Ma c’è una seconda tappa nella vita della MpeF, quando si stabilisce una relazione tra la Missione e il movimento del Cristianesimo sociale, quando i luoghi di evangelizzazione diventano anche luoghi di iniziativa sociale e politica. Il protestantesimo francese tra fine 800 e la Prima Guerra mondiale dà luogo a varie iniziative per intervenire in ambito sociale (condizioni di lavoro, igiene, lotta contro l’alcolismo) ma anche per dialogare con i partiti di ispirazione socialista. Si elaborò allora una riflessione teologica e pratica intorno a Tommy Fallot e Elie Gounelle, con un lavoro nelle cooperative sotto la spinta di Charles Gide. La Missione vi si trovò impegnata con la creazione delle varie “Fratellanze” e “Solidarietà”, luoghi di educazione popolare, di formazione e promozione sociale per le persone provenienti dagli ambienti operai».

– Vi sono oggi nuovi gruppi di persone che beneficiano dell’azione della Missione? Come si incontrano queste persone?

«La Missione ha conosciuto un periodo piuttosto politicizzato dopo la Seconda Guerra mondiale e la decolonizzazione, ma questo era anche il momento in cui le condizioni sociali della maggioranza dei francesi andavano migliorando: previdenza sociale, allargamento della classe media, accesso ai beni di consumo, progressiva sparizione di una identità di classe popolare a favore della cultura di massa. Dunque era un momento in cui la Missione si dovette interrogare sul proprio ruolo. Tuttavia, dalla fine degli anni ‘70, fece la sua comparsa ciò che chiamiamo la “nuova povertà”: elevata disoccupazione e la “ghettizzazione” degli immigrati: è allora che le “Fraternità” hanno orientato il loro lavoro verso persone in grande difficoltà sociale e verso i migranti: accoglienza e spiegazione dei diritti, alloggio, alfabetizzazione, sostegno scolastico ai bambini, aiuti materiali...».

– Quale rapporto si stabilisce oggi fra predicazione dell’Evangelo e azione sociale?

«Nelle linee di lavoro approvate nel 2018 abbiamo espresso così i nostri obiettivi: “in una società secolarizzata e mercantile, valorizzare la ricerca di senso e la spiritualità invece che nasconderle o confinarle nel privato; in una società individualista e basata sulla concorrenza, proporre modelli di vita comunitaria, inventare forme nuove di solidarietà sociale; in una società di disuguaglianze e di crisi climatica, rispondere all’esigenza di giustizia sia in quanto denuncia sia come proposta”. Si tratta quindi di attivare luoghi e momenti in cui l’azione sociale, le pratiche di cittadinanza e la condivisione spirituale si intreccino per anticipare un avvenire possibile per tutti».

– Nell’ultima Assemblea della Comunione di Chiese protestanti in Europa (Basilea 2018), si è posta la necessità di una “chiesa della diaspora”, ormai una condizione permanente per molte chiese.
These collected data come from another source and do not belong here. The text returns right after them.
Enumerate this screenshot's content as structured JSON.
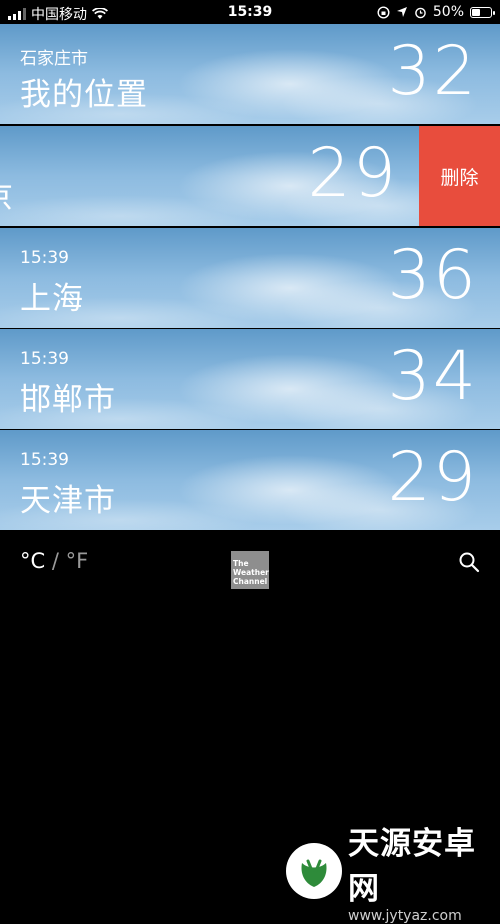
{
  "status_bar": {
    "carrier": "中国移动",
    "time": "15:39",
    "battery": "50%",
    "battery_level": 0.5
  },
  "cities": [
    {
      "small_label": "石家庄市",
      "name": "我的位置",
      "temp": "32"
    },
    {
      "small_label": "",
      "name": "京",
      "temp": "29",
      "swiped": true,
      "action_label": "删除"
    },
    {
      "small_label": "15:39",
      "name": "上海",
      "temp": "36"
    },
    {
      "small_label": "15:39",
      "name": "邯郸市",
      "temp": "34"
    },
    {
      "small_label": "15:39",
      "name": "天津市",
      "temp": "29"
    }
  ],
  "bottom_bar": {
    "celsius": "°C",
    "separator": "/",
    "fahrenheit": "°F",
    "logo_line1": "The",
    "logo_line2": "Weather",
    "logo_line3": "Channel"
  },
  "watermark": {
    "title": "天源安卓网",
    "url": "www.jytyaz.com"
  },
  "colors": {
    "delete": "#e84d3d",
    "sky_top": "#5f9ac9",
    "sky_bottom": "#a8cdea",
    "background": "#000000"
  }
}
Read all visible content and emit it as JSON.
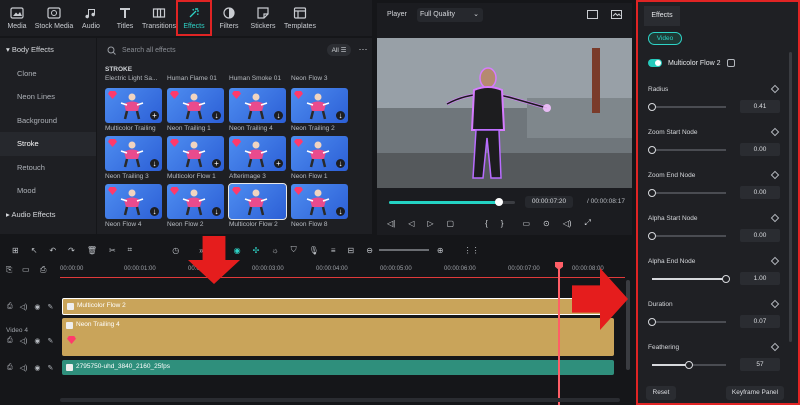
{
  "toolbar": {
    "items": [
      {
        "label": "Media",
        "icon": "media-icon"
      },
      {
        "label": "Stock Media",
        "icon": "stock-media-icon"
      },
      {
        "label": "Audio",
        "icon": "audio-icon"
      },
      {
        "label": "Titles",
        "icon": "titles-icon"
      },
      {
        "label": "Transitions",
        "icon": "transitions-icon"
      },
      {
        "label": "Effects",
        "icon": "effects-icon",
        "active": true
      },
      {
        "label": "Filters",
        "icon": "filters-icon"
      },
      {
        "label": "Stickers",
        "icon": "stickers-icon"
      },
      {
        "label": "Templates",
        "icon": "templates-icon"
      }
    ]
  },
  "leftnav": {
    "header": "Body Effects",
    "items": [
      "Clone",
      "Neon Lines",
      "Background",
      "Stroke",
      "Retouch",
      "Mood"
    ],
    "selected": "Stroke",
    "footer": "Audio Effects"
  },
  "grid": {
    "search_placeholder": "Search all effects",
    "filter": "All",
    "section": "STROKE",
    "top_labels": [
      "Electric Light Sa...",
      "Human Flame 01",
      "Human Smoke 01",
      "Neon Flow 3"
    ],
    "cells": [
      {
        "label": "Multicolor Trailing",
        "badge": "plus"
      },
      {
        "label": "Neon Trailing 1",
        "badge": "download"
      },
      {
        "label": "Neon Trailing 4",
        "badge": "download"
      },
      {
        "label": "Neon Trailing 2",
        "badge": "download"
      },
      {
        "label": "Neon Trailing 3",
        "badge": "download"
      },
      {
        "label": "Multicolor Flow 1",
        "badge": "plus"
      },
      {
        "label": "Afterimage 3",
        "badge": "plus"
      },
      {
        "label": "Neon Flow 1",
        "badge": "download"
      },
      {
        "label": "Neon Flow 4",
        "badge": "download"
      },
      {
        "label": "Neon Flow 2",
        "badge": "download"
      },
      {
        "label": "Multicolor Flow 2",
        "badge": "none",
        "selected": true
      },
      {
        "label": "Neon Flow 8",
        "badge": "download"
      }
    ]
  },
  "player": {
    "label": "Player",
    "quality": "Full Quality",
    "current_time": "00:00:07:20",
    "total_time": "/ 00:00:08:17",
    "progress": 0.87
  },
  "effects_panel": {
    "tab": "Effects",
    "subtab": "Video",
    "effect_name": "Multicolor Flow 2",
    "params": [
      {
        "name": "Radius",
        "value": "0.41",
        "fraction": 0.0
      },
      {
        "name": "Zoom Start Node",
        "value": "0.00",
        "fraction": 0.0
      },
      {
        "name": "Zoom End Node",
        "value": "0.00",
        "fraction": 0.0
      },
      {
        "name": "Alpha Start Node",
        "value": "0.00",
        "fraction": 0.0
      },
      {
        "name": "Alpha End Node",
        "value": "1.00",
        "fraction": 1.0
      },
      {
        "name": "Duration",
        "value": "0.07",
        "fraction": 0.0
      },
      {
        "name": "Feathering",
        "value": "57",
        "fraction": 0.5
      }
    ],
    "reset_label": "Reset",
    "keyframe_label": "Keyframe Panel"
  },
  "timeline": {
    "ticks": [
      "00:00:00",
      "00:00:01:00",
      "00:00:02:00",
      "00:00:03:00",
      "00:00:04:00",
      "00:00:05:00",
      "00:00:06:00",
      "00:00:07:00",
      "00:00:08:00"
    ],
    "track_label": "Video 4",
    "clips": {
      "top": "Multicolor Flow 2",
      "middle": "Neon Trailing 4",
      "video": "2795750-uhd_3840_2160_25fps"
    }
  }
}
Il testo su cui ha predicato all’Assemblée du Désert (Atti 15, 36 – 16, 15) ci parla proprio della necessità di ri-orientare la nostra azione di fronte all’imprevisto: quale via, dunque, per le nostre chiese, in una società che pare poter fare a meno di Dio e dell’Evangelo?

«La cultura contemporanea sembra privilegiare una spiritualità di confort individuale, basata sul successo personale: non sono valori cristiani, anche se ci sono correnti della “teologia della prosperità” che li sostengono. Ciò nondimeno altre correnti di pensiero percorrono la società: quelle del bene comune, dei legami da intessere in modi nuovi con gli esseri viventi, relazioni di aiuto reciproco tra le persone. Queste correnti stanno alla base di nuove forme di solidarietà, di reti alternative di scambio, di sperimentazioni sociali e culturali, e sono allo stesso tempo alla ricerca di basi spirituali per fondare la loro azione. È nostra convinzione che si debbano offrire loro degli spazi di condivisione spirituale collettiva, a partire da pratiche di solidarietà comunitaria. La Chiesa delle origini offriva un’alternativa concreta alle discriminazioni e alla segregazione sociale imposte dal mondo romano: a noi tocca immaginare delle nuove comunità aperte e inclusive».